Ceiling – Why would ceiling fan reverse air flow without me changing directions

ceiling-fancoolingfan

I have this exact ceiling fan, and so far it has worked nicely. It is mounted in my bedroom, I believe height to floor is about 12 feet and the rod from the ceiling to the actual fan is about 18 inches (estimates here, if you want more specifics I could go and measure).

But for all of summer it was blowing fine – pretty powerfully, but largely hot. Now that the climate has changed and the breeze is cooler, I literally feel absolutely NO AIR below it. When I hold my hand beside it, I can feel breeze up there – almost as if it is sucking air from the bottom and pushing it to the top.

I haven't tested this theory fully yet, by say taping a piece of paper to the roof and seeing how it responds when the fan is turned on, but a lot of this is anecdotal just based on what me and my wife feel.
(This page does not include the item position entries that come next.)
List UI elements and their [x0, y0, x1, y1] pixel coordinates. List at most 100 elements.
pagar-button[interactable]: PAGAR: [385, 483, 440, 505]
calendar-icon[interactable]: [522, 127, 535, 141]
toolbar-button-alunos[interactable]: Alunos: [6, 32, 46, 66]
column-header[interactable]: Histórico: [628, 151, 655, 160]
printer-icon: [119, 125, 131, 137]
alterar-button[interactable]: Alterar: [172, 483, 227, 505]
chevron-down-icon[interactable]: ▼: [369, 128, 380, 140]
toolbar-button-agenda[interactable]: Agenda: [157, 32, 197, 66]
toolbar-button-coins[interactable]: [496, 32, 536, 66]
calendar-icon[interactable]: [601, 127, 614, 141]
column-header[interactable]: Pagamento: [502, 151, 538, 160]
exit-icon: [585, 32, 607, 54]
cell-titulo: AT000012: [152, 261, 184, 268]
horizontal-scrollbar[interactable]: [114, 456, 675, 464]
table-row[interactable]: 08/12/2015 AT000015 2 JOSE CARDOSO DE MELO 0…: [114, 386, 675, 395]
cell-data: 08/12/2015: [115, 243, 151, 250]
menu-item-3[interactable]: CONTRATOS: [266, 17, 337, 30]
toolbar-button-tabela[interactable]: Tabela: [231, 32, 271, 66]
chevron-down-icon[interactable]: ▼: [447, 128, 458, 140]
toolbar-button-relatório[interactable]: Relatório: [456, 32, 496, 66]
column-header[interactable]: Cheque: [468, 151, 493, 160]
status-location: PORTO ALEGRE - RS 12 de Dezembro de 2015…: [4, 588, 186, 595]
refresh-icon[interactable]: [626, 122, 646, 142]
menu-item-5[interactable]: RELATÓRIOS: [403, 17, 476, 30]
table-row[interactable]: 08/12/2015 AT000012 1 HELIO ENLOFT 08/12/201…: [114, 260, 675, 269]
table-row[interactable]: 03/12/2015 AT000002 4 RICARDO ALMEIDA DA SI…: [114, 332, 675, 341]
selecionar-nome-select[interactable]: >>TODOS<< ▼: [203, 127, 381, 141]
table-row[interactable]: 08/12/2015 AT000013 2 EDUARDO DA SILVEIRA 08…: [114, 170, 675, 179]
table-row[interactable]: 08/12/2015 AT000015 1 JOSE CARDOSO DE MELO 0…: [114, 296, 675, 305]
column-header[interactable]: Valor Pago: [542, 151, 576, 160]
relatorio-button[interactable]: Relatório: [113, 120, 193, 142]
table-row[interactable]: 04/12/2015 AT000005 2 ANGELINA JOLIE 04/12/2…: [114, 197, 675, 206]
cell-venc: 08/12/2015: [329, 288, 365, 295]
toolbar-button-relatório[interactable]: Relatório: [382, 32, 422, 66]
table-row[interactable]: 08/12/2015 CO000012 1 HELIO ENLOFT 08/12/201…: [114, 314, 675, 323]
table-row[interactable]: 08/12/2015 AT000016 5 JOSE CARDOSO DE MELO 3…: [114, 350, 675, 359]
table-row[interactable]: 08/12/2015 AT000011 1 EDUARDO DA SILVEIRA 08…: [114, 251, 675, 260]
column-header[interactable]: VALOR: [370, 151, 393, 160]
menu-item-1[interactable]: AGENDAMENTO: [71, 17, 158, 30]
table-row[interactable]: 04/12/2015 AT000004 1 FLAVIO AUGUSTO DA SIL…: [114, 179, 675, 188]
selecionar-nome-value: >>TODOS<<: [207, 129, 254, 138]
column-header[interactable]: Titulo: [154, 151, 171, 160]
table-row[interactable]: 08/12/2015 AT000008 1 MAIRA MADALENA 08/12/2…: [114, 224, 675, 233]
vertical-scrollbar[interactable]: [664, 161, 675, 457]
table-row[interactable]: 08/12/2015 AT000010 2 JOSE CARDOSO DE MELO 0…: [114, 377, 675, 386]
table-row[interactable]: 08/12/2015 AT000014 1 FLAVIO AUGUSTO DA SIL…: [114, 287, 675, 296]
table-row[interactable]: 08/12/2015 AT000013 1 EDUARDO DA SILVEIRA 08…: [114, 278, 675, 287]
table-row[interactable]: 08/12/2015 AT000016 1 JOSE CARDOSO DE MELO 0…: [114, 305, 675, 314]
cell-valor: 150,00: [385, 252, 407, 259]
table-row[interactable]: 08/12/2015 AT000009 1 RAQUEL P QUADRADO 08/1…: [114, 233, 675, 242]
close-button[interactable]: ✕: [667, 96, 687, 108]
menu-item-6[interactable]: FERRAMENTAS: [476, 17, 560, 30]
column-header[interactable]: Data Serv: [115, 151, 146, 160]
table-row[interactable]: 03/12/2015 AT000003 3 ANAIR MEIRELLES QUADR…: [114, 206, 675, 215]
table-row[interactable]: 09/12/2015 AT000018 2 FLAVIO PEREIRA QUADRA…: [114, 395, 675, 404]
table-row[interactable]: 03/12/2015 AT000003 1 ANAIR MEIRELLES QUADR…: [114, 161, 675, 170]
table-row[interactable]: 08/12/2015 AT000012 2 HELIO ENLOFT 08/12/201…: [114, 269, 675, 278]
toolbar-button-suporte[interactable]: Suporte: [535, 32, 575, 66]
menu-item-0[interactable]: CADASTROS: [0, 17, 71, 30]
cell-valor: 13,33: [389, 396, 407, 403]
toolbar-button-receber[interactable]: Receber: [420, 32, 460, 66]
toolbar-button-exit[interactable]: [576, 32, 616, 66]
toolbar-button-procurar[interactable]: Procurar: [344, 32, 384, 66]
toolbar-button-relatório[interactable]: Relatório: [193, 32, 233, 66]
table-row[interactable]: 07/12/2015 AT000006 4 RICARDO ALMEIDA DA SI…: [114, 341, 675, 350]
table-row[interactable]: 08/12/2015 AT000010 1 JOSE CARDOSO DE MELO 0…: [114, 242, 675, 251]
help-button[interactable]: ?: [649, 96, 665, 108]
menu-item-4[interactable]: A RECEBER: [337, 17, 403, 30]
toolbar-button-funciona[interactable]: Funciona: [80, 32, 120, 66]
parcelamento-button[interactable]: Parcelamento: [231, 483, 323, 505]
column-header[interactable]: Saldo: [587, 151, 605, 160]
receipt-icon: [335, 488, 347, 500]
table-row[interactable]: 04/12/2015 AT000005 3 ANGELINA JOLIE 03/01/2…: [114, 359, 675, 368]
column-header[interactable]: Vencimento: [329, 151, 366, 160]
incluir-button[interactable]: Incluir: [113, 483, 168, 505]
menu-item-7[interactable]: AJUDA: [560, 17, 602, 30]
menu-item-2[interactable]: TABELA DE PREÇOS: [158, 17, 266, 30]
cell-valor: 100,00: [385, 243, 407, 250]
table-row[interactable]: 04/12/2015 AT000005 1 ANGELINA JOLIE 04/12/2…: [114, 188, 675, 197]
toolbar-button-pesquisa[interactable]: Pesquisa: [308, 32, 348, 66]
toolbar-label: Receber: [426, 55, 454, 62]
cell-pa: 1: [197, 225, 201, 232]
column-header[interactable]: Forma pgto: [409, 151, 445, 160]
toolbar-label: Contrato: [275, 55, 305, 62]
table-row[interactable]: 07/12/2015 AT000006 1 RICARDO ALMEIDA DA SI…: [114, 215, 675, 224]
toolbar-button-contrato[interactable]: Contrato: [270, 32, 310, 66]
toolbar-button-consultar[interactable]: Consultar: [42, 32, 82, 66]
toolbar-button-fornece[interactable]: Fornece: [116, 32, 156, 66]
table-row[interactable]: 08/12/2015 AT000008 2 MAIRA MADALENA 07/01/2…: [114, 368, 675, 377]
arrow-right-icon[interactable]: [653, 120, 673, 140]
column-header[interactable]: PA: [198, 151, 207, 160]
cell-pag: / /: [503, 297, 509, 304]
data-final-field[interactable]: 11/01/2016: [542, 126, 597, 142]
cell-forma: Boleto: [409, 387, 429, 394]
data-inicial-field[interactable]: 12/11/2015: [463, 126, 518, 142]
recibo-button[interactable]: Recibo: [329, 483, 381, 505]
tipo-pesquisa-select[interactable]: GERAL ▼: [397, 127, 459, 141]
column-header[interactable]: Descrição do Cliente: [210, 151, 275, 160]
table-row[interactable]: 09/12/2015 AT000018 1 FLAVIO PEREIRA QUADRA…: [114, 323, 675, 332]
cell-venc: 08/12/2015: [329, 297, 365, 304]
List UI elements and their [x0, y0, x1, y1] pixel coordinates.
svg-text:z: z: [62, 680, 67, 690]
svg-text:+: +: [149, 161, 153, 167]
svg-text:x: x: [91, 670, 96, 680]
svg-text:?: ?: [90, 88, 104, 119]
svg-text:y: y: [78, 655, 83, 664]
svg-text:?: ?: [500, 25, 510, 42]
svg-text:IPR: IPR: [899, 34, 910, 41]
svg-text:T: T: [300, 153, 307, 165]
Is there any reason that the air flow would reverse, without any explicit reason. I was looking for a switch or something on the fan, and I can't find one – so I don't think someone could have flipped it while it was being cleaned, or is there some hidden mechanism that I am unaware of?

Help!

Best Answer

Most ceiling fans have a reverse switch. In the summer, you want cool air blowing down in the center to give you the breeze. In the winter, you want the warm air from the ceiling to mix with the rest of the room, but without the breeze, so you reverse it and the warm air descends around the sides of the room where you're less likely to feel the draft.

If yours is reversed, then I'd suggest looking a little harder for the switch. It's often on the fan itself when they have the pull chain. However, with yours, I'm going to guess it's on a separate controller. If it's not a dedicated button, you might have to hold a button for a few seconds or some other trick (this is why I never throw out manuals).